➦In 1896...Marconi files full specs for first (radio) wireless patent. He had succeeded the previous year in sending long-wave radio signals over a distance of about two kilometres. And in 1897, Marconi formed a wireless telegraphy company to develop its commercial applications. In 1901, he sent the letter ”S” across the Atlantic from Cornwall, England to a receiving station in St. John’s, Newfoundland.
➦In 1908...Benjamin Franklin Grauer born (Died from a heart attacked at age 68 – May 31, 1977). He was a radio and TV personality, following a career during the 1920s as a child actor in films and on Broadway.
Starting in 1932, Grauer covered the Olympic Games, presidential inaugurations and international events. During his radio career, Grauer covered nearly every major historic event, including the Paris Peace Conference and the US occupation of Japan. Millions remember his NBC coverage of the New Year's celebrations on both radio and TV. Between 1951 and 1969, Grauer covered these events 11 times live from New York's Times Square. He continued covering New Year's Eve for Guy Lombardo's New Year's Eve specials on CBS in the 1970s, with his last appearance on December 31, 1976, the year before both he and Lombardo died. From the mid-1950s until the mid-1960s, Grauer's reports were part of the NBC television network's The Tonight Show, where he worked with Johnny Carson and prior to that, Jack Paar, and Steve Allen. Grauer was also one of NBC Radio's Monitor "Communicators" from 1955 to 1960.
Grauer also was one of five hosts/narrators of "The First Fabulous Fifty", a five-part NBC Radio Network documentary series on the history of the network, featuring soundbites from past NBC programs. The series was broadcast on the occasion of the network's 50th anniversary in the autumn of 1976. Grauer narrated the first installment, which covered the network's first decade on the air, 1926 through 1936.
➦In 1915...actor Walter Tetley was born in New York City. At age 23 he moved to Hollywood where his radio career as a series of brash teenagers blossomed and lasted more than 25 years, by which time he was in his late 40’s. His best remembered roles are as Gildy’s nephew Leroy on NBC radio’s The Great Gildersleeve, and as Julius Abbruzio on The Phil Harris-Alice Faye Show. He also voiced many popular cartoon characters.
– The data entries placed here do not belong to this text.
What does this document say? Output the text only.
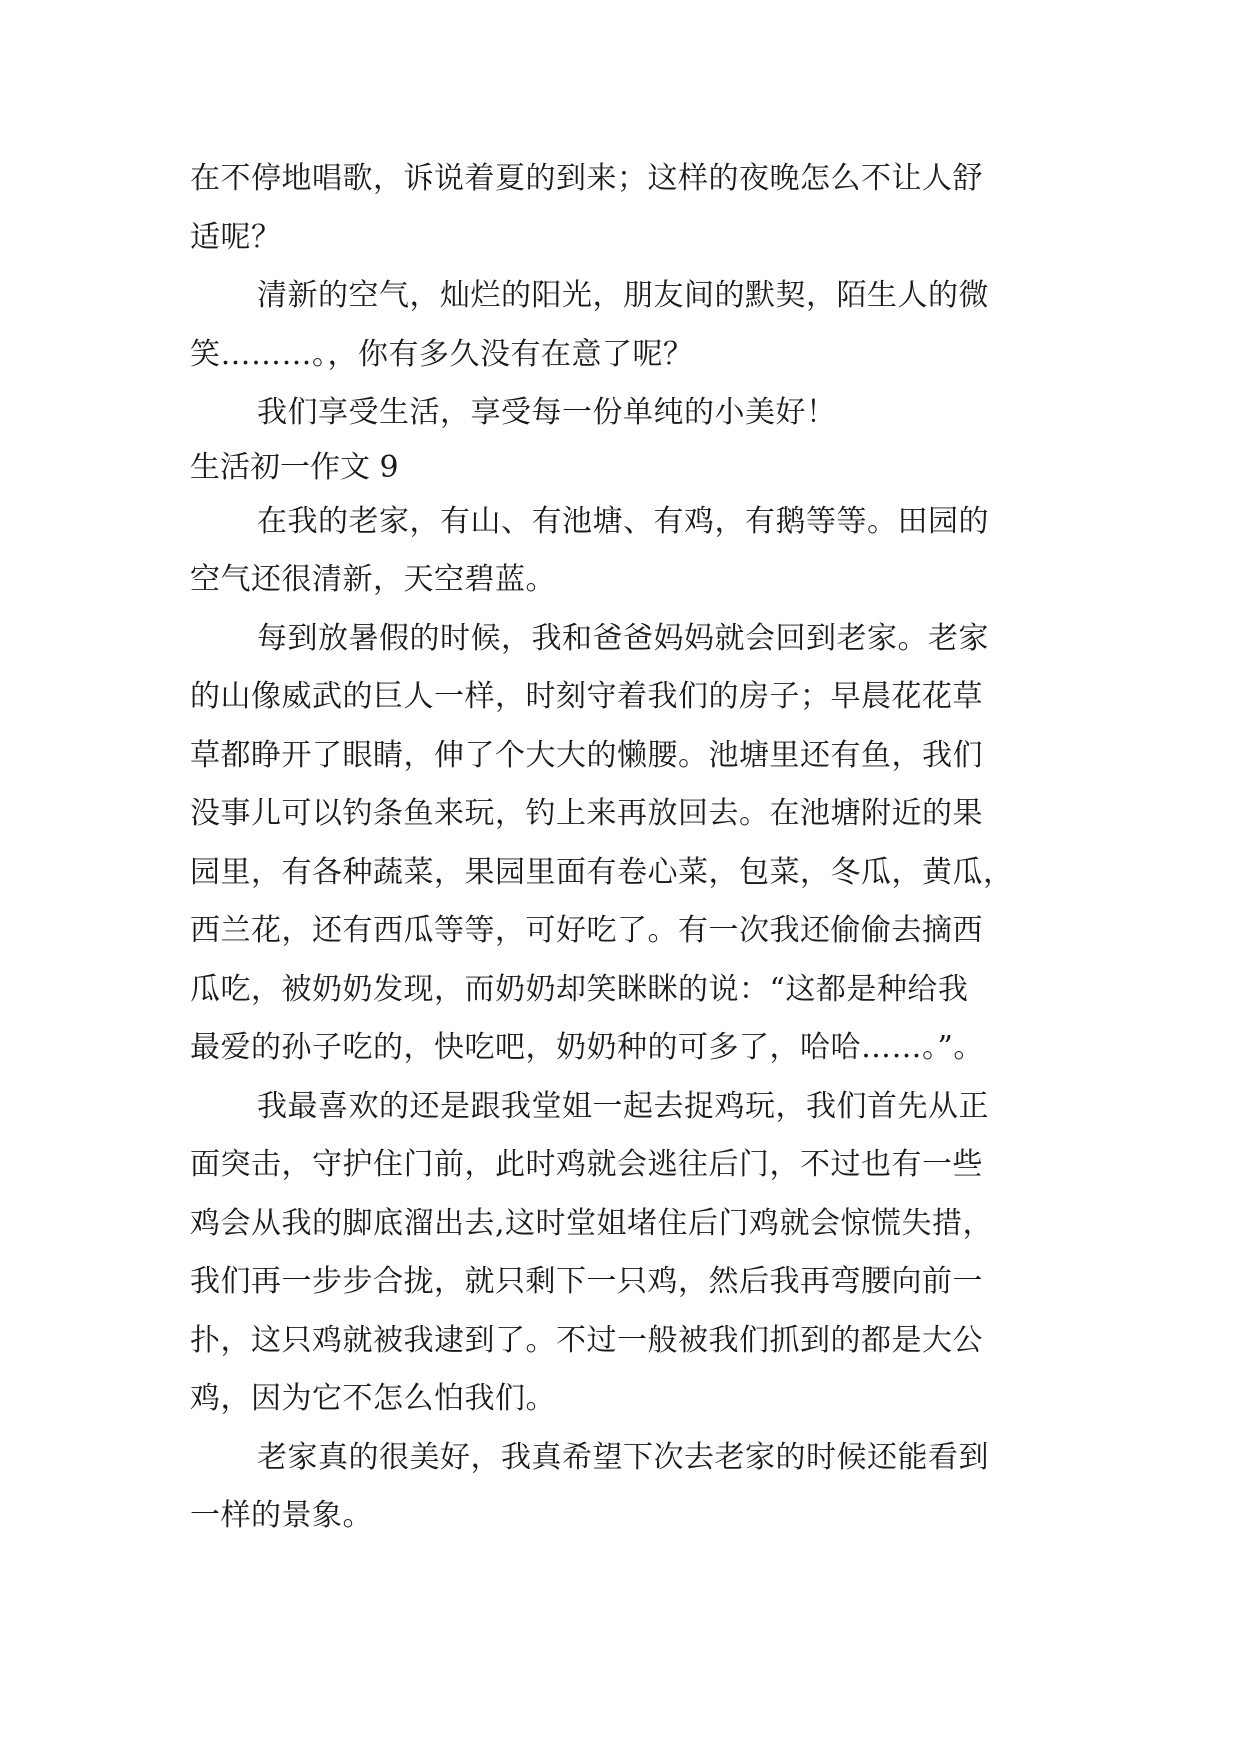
在不停地唱歌，诉说着夏的到来；这样的夜晚怎么不让人舒
适呢？
清新的空气，灿烂的阳光，朋友间的默契，陌生人的微
笑………。，你有多久没有在意了呢？
我们享受生活，享受每一份单纯的小美好！
生活初一作文 9
在我的老家，有山、有池塘、有鸡，有鹅等等。田园的
空气还很清新，天空碧蓝。
每到放暑假的时候，我和爸爸妈妈就会回到老家。老家
的山像威武的巨人一样，时刻守着我们的房子；早晨花花草
草都睁开了眼睛，伸了个大大的懒腰。池塘里还有鱼，我们
没事儿可以钓条鱼来玩，钓上来再放回去。在池塘附近的果
园里，有各种蔬菜，果园里面有卷心菜，包菜，冬瓜，黄瓜，
西兰花，还有西瓜等等，可好吃了。有一次我还偷偷去摘西
瓜吃，被奶奶发现，而奶奶却笑眯眯的说：“这都是种给我
最爱的孙子吃的，快吃吧，奶奶种的可多了，哈哈……。”。
我最喜欢的还是跟我堂姐一起去捉鸡玩，我们首先从正
面突击，守护住门前，此时鸡就会逃往后门，不过也有一些
鸡会从我的脚底溜出去,这时堂姐堵住后门鸡就会惊慌失措，
我们再一步步合拢，就只剩下一只鸡，然后我再弯腰向前一
扑，这只鸡就被我逮到了。不过一般被我们抓到的都是大公
鸡，因为它不怎么怕我们。
老家真的很美好，我真希望下次去老家的时候还能看到
一样的景象。
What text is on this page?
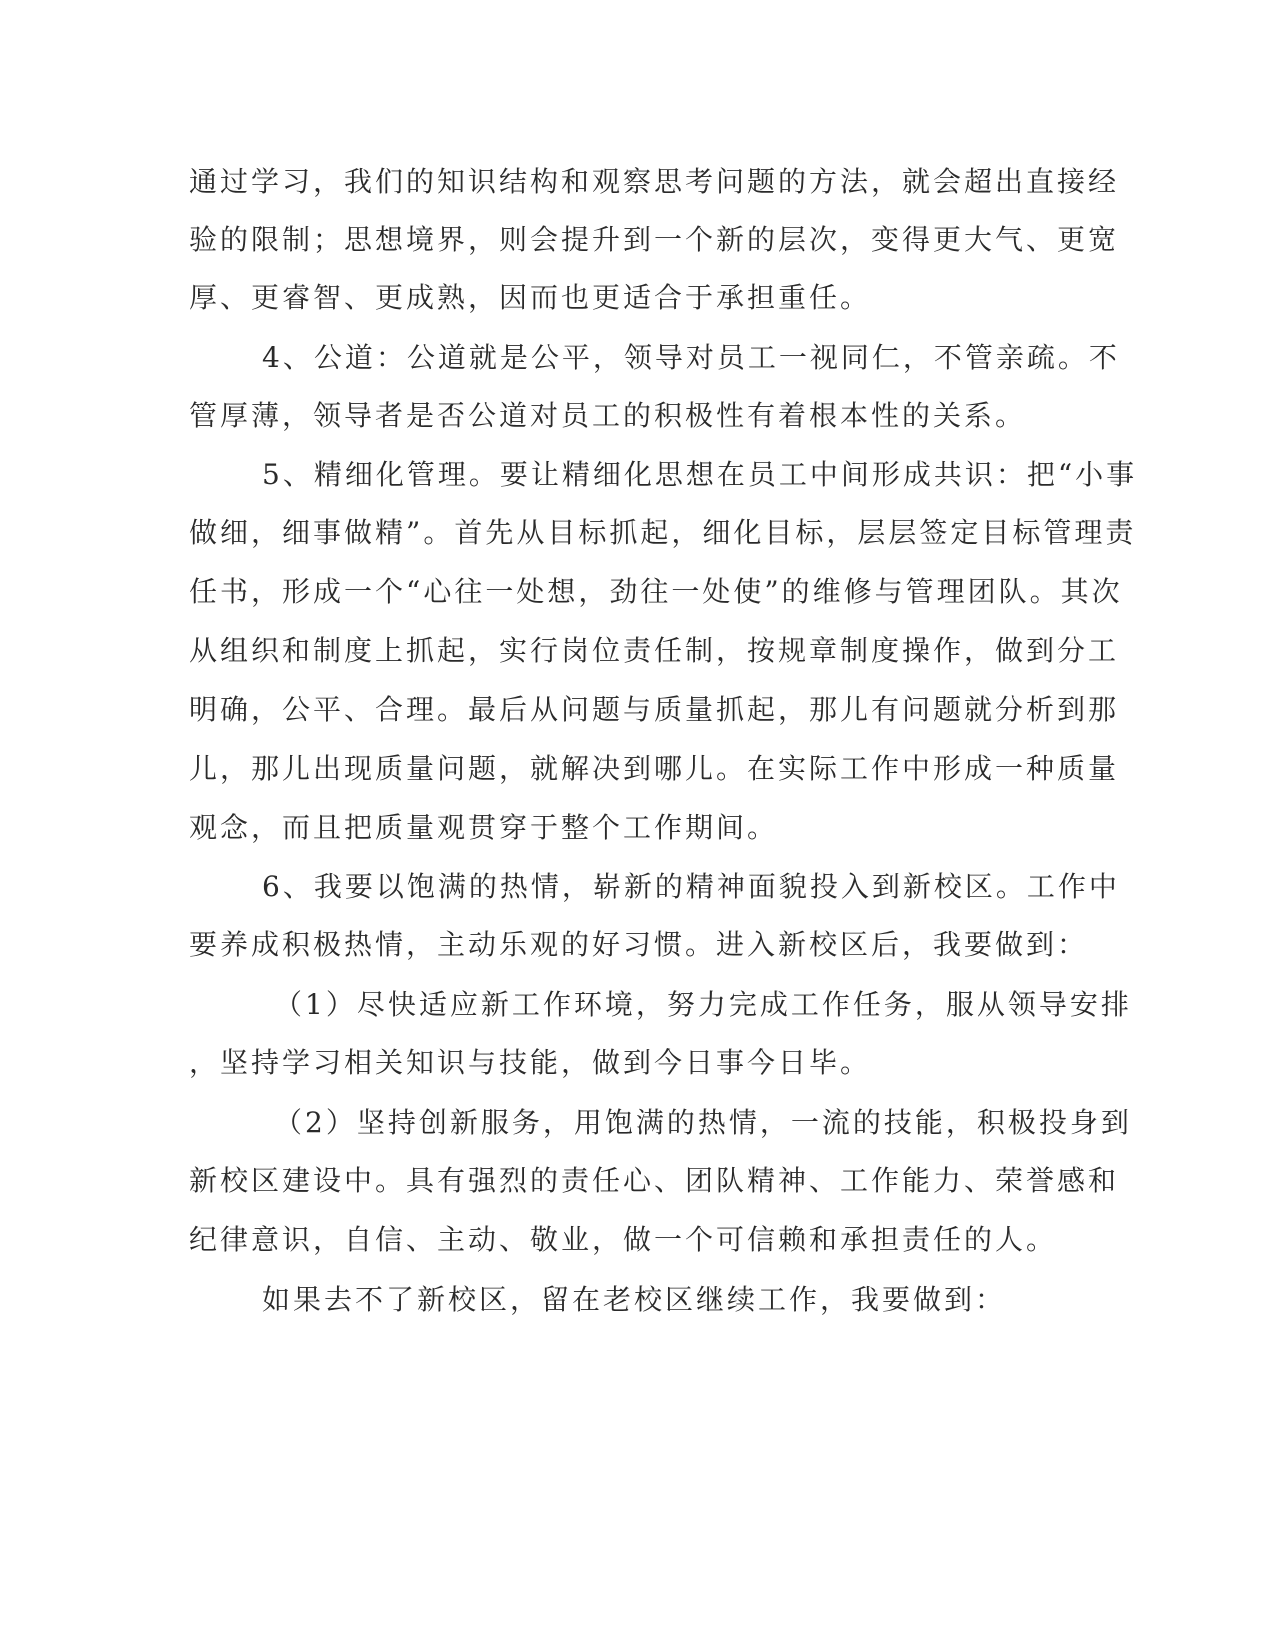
通过学习，我们的知识结构和观察思考问题的方法，就会超出直接经
验的限制；思想境界，则会提升到一个新的层次，变得更大气、更宽
厚、更睿智、更成熟，因而也更适合于承担重任。
4、公道：公道就是公平，领导对员工一视同仁，不管亲疏。不
管厚薄，领导者是否公道对员工的积极性有着根本性的关系。
5、精细化管理。要让精细化思想在员工中间形成共识：把“小事
做细，细事做精”。首先从目标抓起，细化目标，层层签定目标管理责
任书，形成一个“心往一处想，劲往一处使”的维修与管理团队。其次
从组织和制度上抓起，实行岗位责任制，按规章制度操作，做到分工
明确，公平、合理。最后从问题与质量抓起，那儿有问题就分析到那
儿，那儿出现质量问题，就解决到哪儿。在实际工作中形成一种质量
观念，而且把质量观贯穿于整个工作期间。
6、我要以饱满的热情，崭新的精神面貌投入到新校区。工作中
要养成积极热情，主动乐观的好习惯。进入新校区后，我要做到：
（1）尽快适应新工作环境，努力完成工作任务，服从领导安排
，坚持学习相关知识与技能，做到今日事今日毕。
（2）坚持创新服务，用饱满的热情，一流的技能，积极投身到
新校区建设中。具有强烈的责任心、团队精神、工作能力、荣誉感和
纪律意识，自信、主动、敬业，做一个可信赖和承担责任的人。
如果去不了新校区，留在老校区继续工作，我要做到：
He died at age 60 Sept. 4 1975, four years after a serious MVA had left him confined to a wheelchair.
|Charles Farrell, Gil Stratton Jr. "Freddie", and Gale Storm|
He died of congestive heart failure Oct. 11 2008 at age 86.
➦In 1933...WNJ 1450 AM, Newark, New Jersey signed-off the air.
This station originally went on the air as WRAZ in June 1923, located at 1290 AM. It was owned by former naval radio operator Herman Lubinsky, who established the Radio Shop of Newark at 58 Market St., for the home of WRAZ. In April 1924, calls were changed to WCBX.
Then, on October 15, 1924, Lubinsky requested the calls WNJ, which he said stood for "Wireless New Jersey," and received his third set of call letters in 16 months.
In 1925, Lubinsky built a studio in the Paradise Ballroom in Newark and operated a shortwave transmitter for local remote pick-ups.
In July of that year, WNJ moved to 1190 AM and shared time briefly with New York station WGCP.
In July 1926, WNJ broadcast "unauthorized" on 850 and 860 AM. In April 1927, the station moved to 1070 AM and shared time with WGCP and Newark station WDWM.
Later that year, WNJ moved to 1120 AM and finally in November 1928, the station settled on 1450 AM, sharing time with Fort Lee station WBMS, Elizabeth station WIBS and Jersey City station WKBO.
WNJ, "The Voice Of Newark", presented programming in Polish and Lithuanian and featured some of the earliest Italian programming in the New York metropolitan area, featuring Ben D'Avella.
In November 1932, the FRC (Federal Radio Commission) denied WNJ's request for license renewal. Lubinsky fought the action in the federal courts, but lost and was ordered off the air.
➦In 1959...Rock'n'Roll personality Alan Freed aired his first show on WABC 770 AM, New York after being fired from 1010 WINS. He left WABC in November of that same year.